Regularities of adsorption of the polymethylene naphthalene sulfonates individual fractions on cement hydrates and some mineral phases

Abstract

This paper studied the regularities of monomeric and individual oligomeric polymethylene naphthalene sulfonate fraction (n=2-10) adsorption on hydrated cements (PC 500-D0-N and CEM II/A-S 42.5 N) and hydrolytically stable phases (very fine ground calcium carbonate and simulated CSH-phase) by HPLC. It was revealed, that the rate and the extent of oligomeric substances adsorption are significantly lower compared that on Portland cement hydrates. The regular adsorption increase on calcium carbonate was noticeable with PNS polycondensation degrees growth.

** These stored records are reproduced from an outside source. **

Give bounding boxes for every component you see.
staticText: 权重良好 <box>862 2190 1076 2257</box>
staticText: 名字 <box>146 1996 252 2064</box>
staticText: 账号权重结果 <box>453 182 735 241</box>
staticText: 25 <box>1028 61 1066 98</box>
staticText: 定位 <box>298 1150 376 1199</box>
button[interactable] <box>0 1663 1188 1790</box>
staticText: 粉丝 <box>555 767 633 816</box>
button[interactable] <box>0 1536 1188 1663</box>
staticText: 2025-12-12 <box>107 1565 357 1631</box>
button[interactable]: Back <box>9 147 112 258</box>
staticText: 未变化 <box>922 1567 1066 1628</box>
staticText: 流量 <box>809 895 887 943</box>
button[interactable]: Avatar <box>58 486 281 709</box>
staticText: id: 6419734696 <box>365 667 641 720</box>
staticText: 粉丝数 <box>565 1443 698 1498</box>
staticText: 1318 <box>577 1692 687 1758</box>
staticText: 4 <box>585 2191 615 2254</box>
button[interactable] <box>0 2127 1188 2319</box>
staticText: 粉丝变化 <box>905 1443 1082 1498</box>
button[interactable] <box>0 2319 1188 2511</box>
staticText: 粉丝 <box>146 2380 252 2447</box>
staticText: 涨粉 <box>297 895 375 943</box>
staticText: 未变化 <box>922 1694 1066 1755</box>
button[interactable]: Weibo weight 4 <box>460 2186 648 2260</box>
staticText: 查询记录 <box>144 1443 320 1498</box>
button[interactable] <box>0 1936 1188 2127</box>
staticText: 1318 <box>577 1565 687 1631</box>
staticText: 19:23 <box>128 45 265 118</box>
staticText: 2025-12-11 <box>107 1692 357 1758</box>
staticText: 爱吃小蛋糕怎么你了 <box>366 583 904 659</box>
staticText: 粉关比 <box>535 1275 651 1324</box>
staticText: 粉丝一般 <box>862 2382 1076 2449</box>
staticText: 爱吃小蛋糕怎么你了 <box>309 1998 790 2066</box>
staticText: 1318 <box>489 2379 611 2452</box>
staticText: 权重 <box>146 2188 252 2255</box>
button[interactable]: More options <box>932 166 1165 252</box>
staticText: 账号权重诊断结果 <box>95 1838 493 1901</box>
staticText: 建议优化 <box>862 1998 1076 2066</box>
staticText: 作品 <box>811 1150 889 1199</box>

It was shown that PNS sorption on hydratable phases arise not only by electrostatic interaction with active positive sites on hydrates surface (calcium cations predominantly), but by intercalation also. As a consequence, in the early stage (up to 30 min) adsorption degree of monomer components (salts of naphthalene mono- and disulfonic acid) on ground calcium carbonate is very low (0-2.4%) compared to hydrated Portland cements (1-6%). While increasing adsorption duration or decreasing in two and more times superplasticizer dosage (in other words, when active components were adsorbed almost completely and competitive sorption disappears) adsorption degree of monomer components begin to rise. The same conclusions were drown from the analysis of data for adsorption on CSH-phase. Onwards tetramer, PNS adsorption kinetic on high active sorbents (hydrated Portland cements, CSH-phases) scarcely depends on molecular mass. PNS dimer adsorption behavior falls in between monomers and oligomers of higher molecular mass. The research confirmed the reliability and informativity of HPLC in the studying of the regularities of monomeric and oligomeric PNS components sorption on cement hydrates and other mineral phases.